Dynamical Models for the Formation of Elephant Trunks in H II Regions

TL;DR

This study uses hydrodynamical simulations to demonstrate that shadowing effects alone can form elephant trunk structures in H II regions, without requiring gravity or instabilities, highlighting a new formation mechanism.

Contribution

It reveals that shadowing by inhomogeneous gas can produce elephant trunks independently of gravity or instabilities, supported by detailed simulations and analysis.

Findings

Shadowing can form elephant trunks without gravity.

Velocity profiles vary with initial conditions and perspective.

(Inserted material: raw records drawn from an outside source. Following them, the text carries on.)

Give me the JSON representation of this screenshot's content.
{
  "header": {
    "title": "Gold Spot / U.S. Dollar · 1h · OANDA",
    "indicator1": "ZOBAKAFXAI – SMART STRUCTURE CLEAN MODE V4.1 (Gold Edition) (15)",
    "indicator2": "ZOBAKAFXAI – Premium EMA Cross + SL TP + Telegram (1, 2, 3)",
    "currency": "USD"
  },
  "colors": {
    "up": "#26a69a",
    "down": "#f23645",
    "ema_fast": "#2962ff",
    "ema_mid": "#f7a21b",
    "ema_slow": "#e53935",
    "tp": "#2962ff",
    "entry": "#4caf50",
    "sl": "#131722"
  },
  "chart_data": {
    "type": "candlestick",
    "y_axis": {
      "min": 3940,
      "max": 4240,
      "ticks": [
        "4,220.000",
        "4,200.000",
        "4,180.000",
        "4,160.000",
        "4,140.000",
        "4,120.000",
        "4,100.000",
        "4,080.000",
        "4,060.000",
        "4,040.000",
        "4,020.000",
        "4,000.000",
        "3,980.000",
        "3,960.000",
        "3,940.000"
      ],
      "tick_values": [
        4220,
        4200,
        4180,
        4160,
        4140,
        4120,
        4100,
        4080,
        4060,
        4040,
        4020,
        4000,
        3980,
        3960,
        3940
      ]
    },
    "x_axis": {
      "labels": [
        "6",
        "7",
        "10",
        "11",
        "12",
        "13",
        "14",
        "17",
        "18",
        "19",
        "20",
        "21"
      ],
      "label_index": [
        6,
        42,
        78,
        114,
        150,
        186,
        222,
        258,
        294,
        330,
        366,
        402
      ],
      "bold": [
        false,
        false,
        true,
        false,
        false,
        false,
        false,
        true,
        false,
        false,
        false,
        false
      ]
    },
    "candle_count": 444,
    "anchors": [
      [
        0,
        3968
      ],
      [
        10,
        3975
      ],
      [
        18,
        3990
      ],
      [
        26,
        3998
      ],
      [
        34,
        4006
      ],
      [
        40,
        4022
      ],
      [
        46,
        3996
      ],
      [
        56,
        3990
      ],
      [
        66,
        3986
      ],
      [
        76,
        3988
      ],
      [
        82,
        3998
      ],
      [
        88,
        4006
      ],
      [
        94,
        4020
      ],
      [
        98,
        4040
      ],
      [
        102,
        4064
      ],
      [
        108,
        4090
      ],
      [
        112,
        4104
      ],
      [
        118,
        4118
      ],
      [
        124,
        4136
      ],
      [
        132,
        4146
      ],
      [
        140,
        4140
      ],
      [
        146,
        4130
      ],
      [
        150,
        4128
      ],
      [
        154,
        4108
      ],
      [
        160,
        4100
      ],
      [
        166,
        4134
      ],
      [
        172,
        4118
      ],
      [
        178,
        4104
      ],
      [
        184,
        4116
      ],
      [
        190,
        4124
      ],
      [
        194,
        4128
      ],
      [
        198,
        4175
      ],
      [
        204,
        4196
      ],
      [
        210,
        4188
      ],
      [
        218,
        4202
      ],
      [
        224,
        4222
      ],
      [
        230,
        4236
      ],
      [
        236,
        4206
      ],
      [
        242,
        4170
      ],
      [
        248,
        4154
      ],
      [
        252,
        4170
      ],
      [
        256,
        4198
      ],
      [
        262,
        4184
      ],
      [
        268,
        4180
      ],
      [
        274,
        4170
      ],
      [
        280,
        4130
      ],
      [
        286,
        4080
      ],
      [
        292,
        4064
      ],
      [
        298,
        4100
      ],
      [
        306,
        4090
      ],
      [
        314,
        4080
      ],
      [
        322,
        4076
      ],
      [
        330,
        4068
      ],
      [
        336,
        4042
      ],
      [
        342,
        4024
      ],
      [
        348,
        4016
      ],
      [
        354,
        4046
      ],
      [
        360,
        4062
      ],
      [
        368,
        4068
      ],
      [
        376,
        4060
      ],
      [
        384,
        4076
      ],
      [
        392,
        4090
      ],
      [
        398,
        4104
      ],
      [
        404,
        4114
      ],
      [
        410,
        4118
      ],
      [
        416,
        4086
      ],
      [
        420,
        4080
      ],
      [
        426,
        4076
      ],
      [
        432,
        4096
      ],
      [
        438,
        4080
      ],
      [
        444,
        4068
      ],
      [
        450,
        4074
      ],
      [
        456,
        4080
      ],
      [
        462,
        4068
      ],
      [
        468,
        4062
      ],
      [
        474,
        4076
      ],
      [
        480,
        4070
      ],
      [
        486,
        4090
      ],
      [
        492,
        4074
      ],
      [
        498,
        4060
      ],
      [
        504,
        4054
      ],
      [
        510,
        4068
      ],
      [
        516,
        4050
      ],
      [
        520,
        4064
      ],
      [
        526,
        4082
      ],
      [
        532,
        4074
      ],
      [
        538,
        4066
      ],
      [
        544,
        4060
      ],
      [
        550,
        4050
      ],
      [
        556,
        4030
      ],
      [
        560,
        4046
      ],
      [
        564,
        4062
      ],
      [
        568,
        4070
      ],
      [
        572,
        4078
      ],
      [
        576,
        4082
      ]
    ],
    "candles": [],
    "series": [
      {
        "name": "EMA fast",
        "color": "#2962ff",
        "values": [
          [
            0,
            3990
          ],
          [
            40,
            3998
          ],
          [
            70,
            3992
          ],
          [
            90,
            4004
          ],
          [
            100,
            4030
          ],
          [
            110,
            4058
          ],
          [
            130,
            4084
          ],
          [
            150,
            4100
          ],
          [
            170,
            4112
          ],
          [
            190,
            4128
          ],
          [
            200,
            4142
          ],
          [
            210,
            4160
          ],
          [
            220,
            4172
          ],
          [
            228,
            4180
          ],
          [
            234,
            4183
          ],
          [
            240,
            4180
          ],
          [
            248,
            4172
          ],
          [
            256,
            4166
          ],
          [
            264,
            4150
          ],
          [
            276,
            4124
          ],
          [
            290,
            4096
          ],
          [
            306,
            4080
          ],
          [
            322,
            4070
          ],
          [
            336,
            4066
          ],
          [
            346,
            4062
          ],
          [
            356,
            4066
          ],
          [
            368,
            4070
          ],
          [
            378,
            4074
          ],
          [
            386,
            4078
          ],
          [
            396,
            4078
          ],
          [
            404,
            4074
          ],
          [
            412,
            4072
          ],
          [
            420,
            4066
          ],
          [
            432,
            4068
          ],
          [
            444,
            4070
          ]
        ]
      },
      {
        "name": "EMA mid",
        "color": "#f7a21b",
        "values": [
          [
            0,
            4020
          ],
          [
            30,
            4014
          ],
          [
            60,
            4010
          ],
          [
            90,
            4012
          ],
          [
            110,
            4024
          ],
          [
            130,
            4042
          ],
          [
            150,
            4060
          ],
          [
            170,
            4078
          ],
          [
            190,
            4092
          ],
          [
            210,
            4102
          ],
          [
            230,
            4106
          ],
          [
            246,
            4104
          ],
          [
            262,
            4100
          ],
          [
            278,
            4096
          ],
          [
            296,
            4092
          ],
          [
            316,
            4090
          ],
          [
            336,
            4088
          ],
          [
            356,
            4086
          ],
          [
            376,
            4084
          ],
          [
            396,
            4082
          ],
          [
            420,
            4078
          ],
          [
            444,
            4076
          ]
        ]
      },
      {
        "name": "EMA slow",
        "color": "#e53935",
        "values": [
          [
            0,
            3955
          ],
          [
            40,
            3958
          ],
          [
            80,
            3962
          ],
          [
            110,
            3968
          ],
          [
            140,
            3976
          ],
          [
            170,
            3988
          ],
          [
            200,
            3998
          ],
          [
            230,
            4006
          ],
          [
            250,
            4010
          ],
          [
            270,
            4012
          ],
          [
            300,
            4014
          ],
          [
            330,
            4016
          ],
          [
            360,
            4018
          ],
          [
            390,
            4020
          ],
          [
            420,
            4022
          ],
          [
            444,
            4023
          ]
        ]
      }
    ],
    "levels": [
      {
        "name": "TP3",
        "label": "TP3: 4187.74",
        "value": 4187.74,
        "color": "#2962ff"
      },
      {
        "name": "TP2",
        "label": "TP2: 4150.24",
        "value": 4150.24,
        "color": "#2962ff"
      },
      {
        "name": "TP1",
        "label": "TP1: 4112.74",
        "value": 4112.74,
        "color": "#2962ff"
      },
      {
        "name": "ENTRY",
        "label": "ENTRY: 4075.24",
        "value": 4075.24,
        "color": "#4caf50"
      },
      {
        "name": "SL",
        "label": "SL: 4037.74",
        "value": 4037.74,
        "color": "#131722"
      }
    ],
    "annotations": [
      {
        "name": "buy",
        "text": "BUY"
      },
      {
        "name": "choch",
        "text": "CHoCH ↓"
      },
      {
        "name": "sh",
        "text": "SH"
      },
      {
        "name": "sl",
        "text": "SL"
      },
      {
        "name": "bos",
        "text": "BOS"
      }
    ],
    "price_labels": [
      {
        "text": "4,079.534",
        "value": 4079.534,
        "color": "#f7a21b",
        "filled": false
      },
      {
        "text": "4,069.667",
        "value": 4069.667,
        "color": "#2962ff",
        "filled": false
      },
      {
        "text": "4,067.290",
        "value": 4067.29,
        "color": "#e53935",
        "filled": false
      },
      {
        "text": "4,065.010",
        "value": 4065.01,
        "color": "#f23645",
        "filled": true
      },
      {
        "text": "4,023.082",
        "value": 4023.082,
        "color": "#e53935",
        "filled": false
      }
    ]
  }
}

Cooling effects significantly influence formation and appearance.

Abstract

The formation of pillars of dense gas at the boundaries of H II Regions is investigated with hydrodynamical numerical simulations including ionising radiation from a point source. We show that shadowing of ionising radiation by an inhomogeneous density field is capable of forming so-called elephant trunks (pillars of dense gas as in e.g. M16) without the assistance of self-gravity, or of ionisation front and cooling instabilities. A large simulation of a density field containing randomly generated clumps of gas is shown to naturally generate elephant trunks with certain clump configurations. These configurations are simulated in isolation and analysed in detail to show the formation mechanism and determine possible observational signatures. Pillars formed by the shadowing mechanism are shown to have rather different velocity profiles depending on the initial gas configuration, but asymmetries mean that the profiles also vary significantly with perspective, limiting their ability to discriminate between formation scenarios. Neutral and molecular gas cooling are shown to have a strong effect on these results.